The differing reactivity reflects the differing ease of formation of the corresponding carbocations. Tertiary carbocations are far more stable than secondary carbocations, and primary carbocations are the least stable(due to hyperconjugation).

An equimolar mixture of ZnCl_{2} and concentrated HCl is the reagent. The alcohol is protonated, the H_{2}O group formed leaves, forming a carbocation, and the nucleophile Cl^{−} (which is present in excess) readily attacks the carbocation, forming the chloroalkane. Tertiary alcohols react immediately with Lucas reagent as evidenced by turbidity owing to the low solubility of the organic chloride in the aqueous mixture.

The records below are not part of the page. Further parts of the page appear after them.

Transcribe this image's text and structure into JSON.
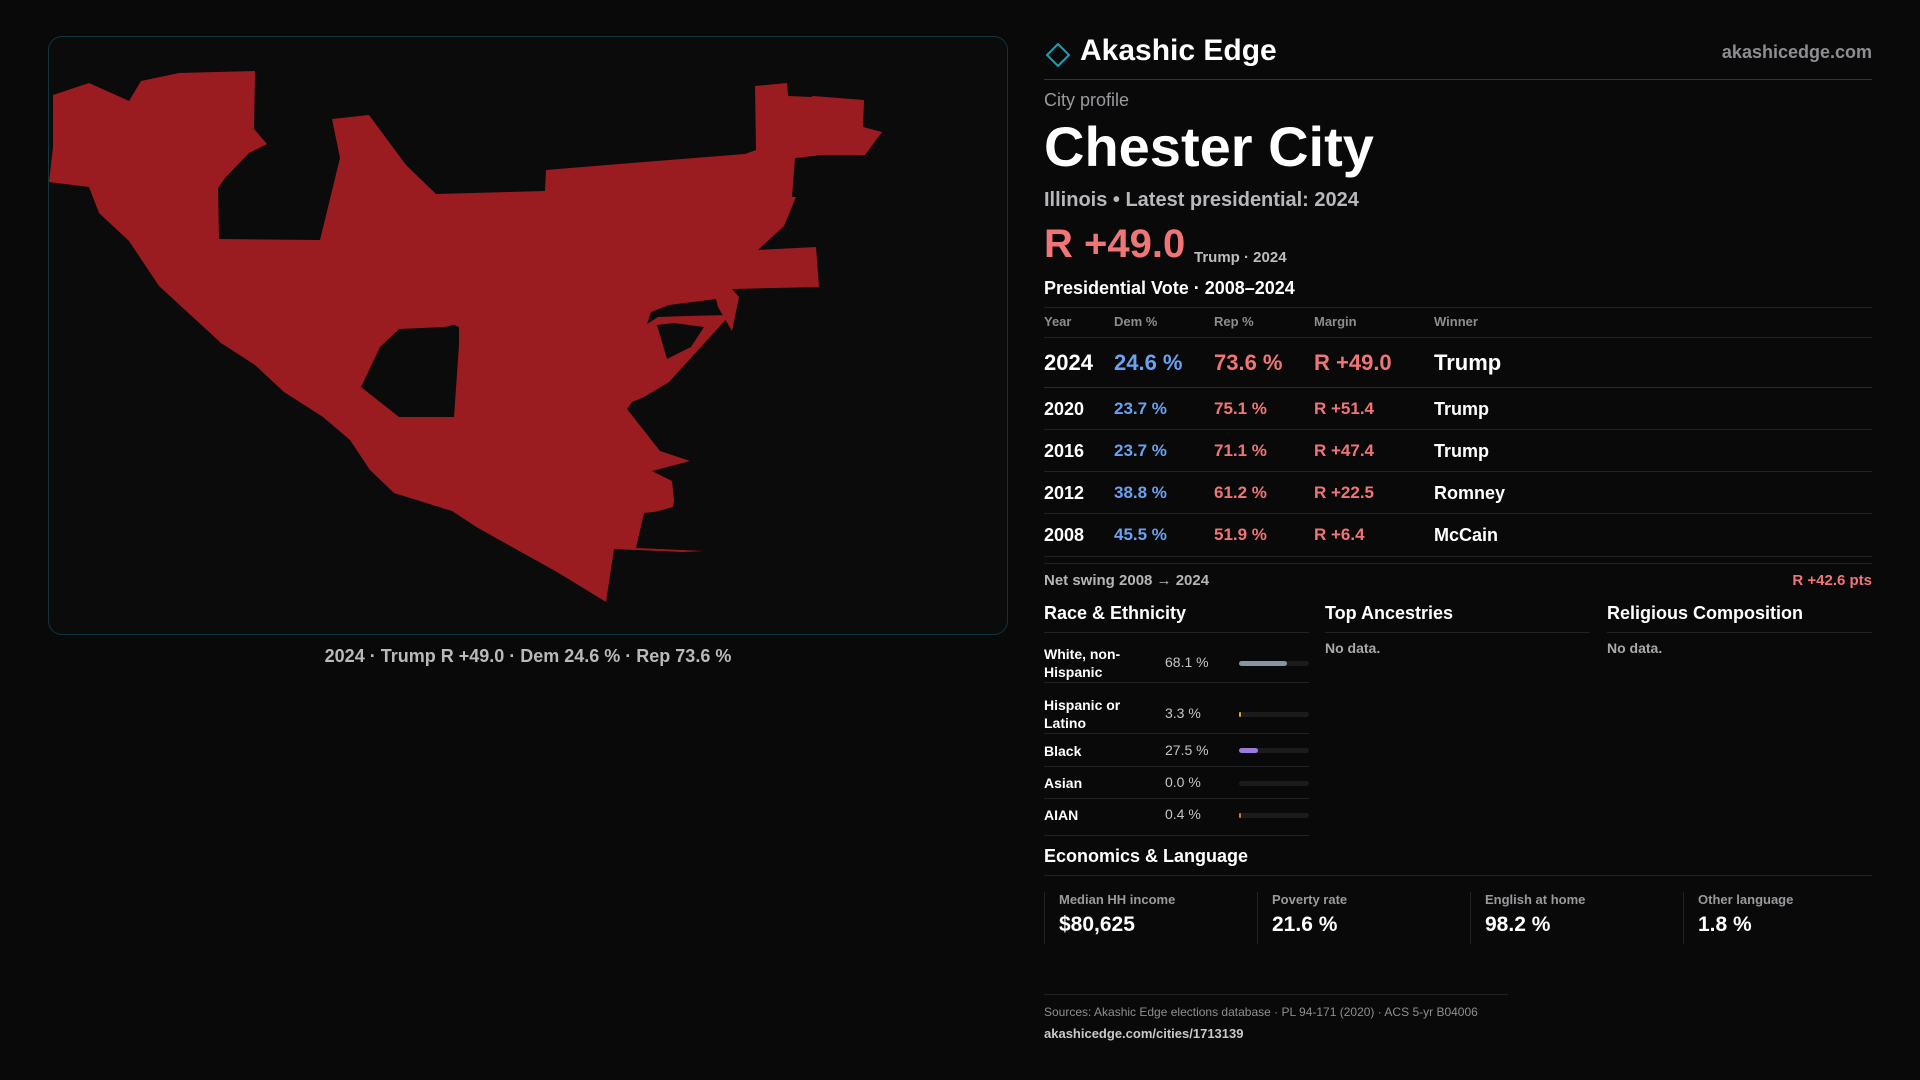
{
  "map": {
    "fill_color": "#9b1c20",
    "caption": "2024 · Trump R +49.0 · Dem 24.6 % · Rep 73.6 %"
  },
  "brand": {
    "name": "Akashic Edge",
    "url": "akashicedge.com",
    "icon": "diamond-outline-icon",
    "accent": "#1aa0b0"
  },
  "profile": {
    "kicker": "City profile",
    "city": "Chester City",
    "subtitle": "Illinois • Latest presidential: 2024",
    "margin": "R +49.0",
    "margin_note": "Trump · 2024"
  },
  "votes": {
    "heading": "Presidential Vote · 2008–2024",
    "headers": {
      "year": "Year",
      "dem": "Dem %",
      "rep": "Rep %",
      "margin": "Margin",
      "winner": "Winner"
    },
    "rows": [
      {
        "year": "2024",
        "dem": "24.6 %",
        "rep": "73.6 %",
        "margin": "R +49.0",
        "winner": "Trump"
      },
      {
        "year": "2020",
        "dem": "23.7 %",
        "rep": "75.1 %",
        "margin": "R +51.4",
        "winner": "Trump"
      },
      {
        "year": "2016",
        "dem": "23.7 %",
        "rep": "71.1 %",
        "margin": "R +47.4",
        "winner": "Trump"
      },
      {
        "year": "2012",
        "dem": "38.8 %",
        "rep": "61.2 %",
        "margin": "R +22.5",
        "winner": "Romney"
      },
      {
        "year": "2008",
        "dem": "45.5 %",
        "rep": "51.9 %",
        "margin": "R +6.4",
        "winner": "McCain"
      }
    ],
    "swing_label": "Net swing 2008 → 2024",
    "swing_value": "R +42.6 pts",
    "dem_color": "#6aa2f0",
    "rep_color": "#f07576"
  },
  "race": {
    "heading": "Race & Ethnicity",
    "rows": [
      {
        "label": "White, non-Hispanic",
        "pct": "68.1 %",
        "share": 0.681,
        "color": "#8a93a6"
      },
      {
        "label": "Hispanic or Latino",
        "pct": "3.3 %",
        "share": 0.033,
        "color": "#e8a23a"
      },
      {
        "label": "Black",
        "pct": "27.5 %",
        "share": 0.275,
        "color": "#9b7be0"
      },
      {
        "label": "Asian",
        "pct": "0.0 %",
        "share": 0.0,
        "color": "#4bb3a8"
      },
      {
        "label": "AIAN",
        "pct": "0.4 %",
        "share": 0.004,
        "color": "#d9743a"
      }
    ]
  },
  "ancestries": {
    "heading": "Top Ancestries",
    "empty": "No data."
  },
  "religion": {
    "heading": "Religious Composition",
    "empty": "No data."
  },
  "economics": {
    "heading": "Economics & Language",
    "items": [
      {
        "label": "Median HH income",
        "value": "$80,625"
      },
      {
        "label": "Poverty rate",
        "value": "21.6 %"
      },
      {
        "label": "English at home",
        "value": "98.2 %"
      },
      {
        "label": "Other language",
        "value": "1.8 %"
      }
    ]
  },
  "footer": {
    "sources": "Sources: Akashic Edge elections database · PL 94-171 (2020) · ACS 5-yr B04006",
    "url": "akashicedge.com/cities/1713139"
  }
}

Secondary alcohols react within five or so minutes (depending on their solubility). Primary alcohols do not react appreciably with Lucas reagent at room temperature. Hence, the time taken for turbidity to appear is a measure of the reactivity of the class of alcohol, and this time difference is used to differentiate among the three classes of alcohols:
- no visible reaction at room temperature and forming an oily layer only on heating: primary, such as 1-pentanol
- solution forms oily layer in 3–5 minutes: secondary, such as 2-pentanol
- solution forms an oily layer immediately: tertiary, such as 2-methyl-2-butanol
The Lucas test is usually an alternative to the oxidation test - which is used to identify primary and secondary alcohols.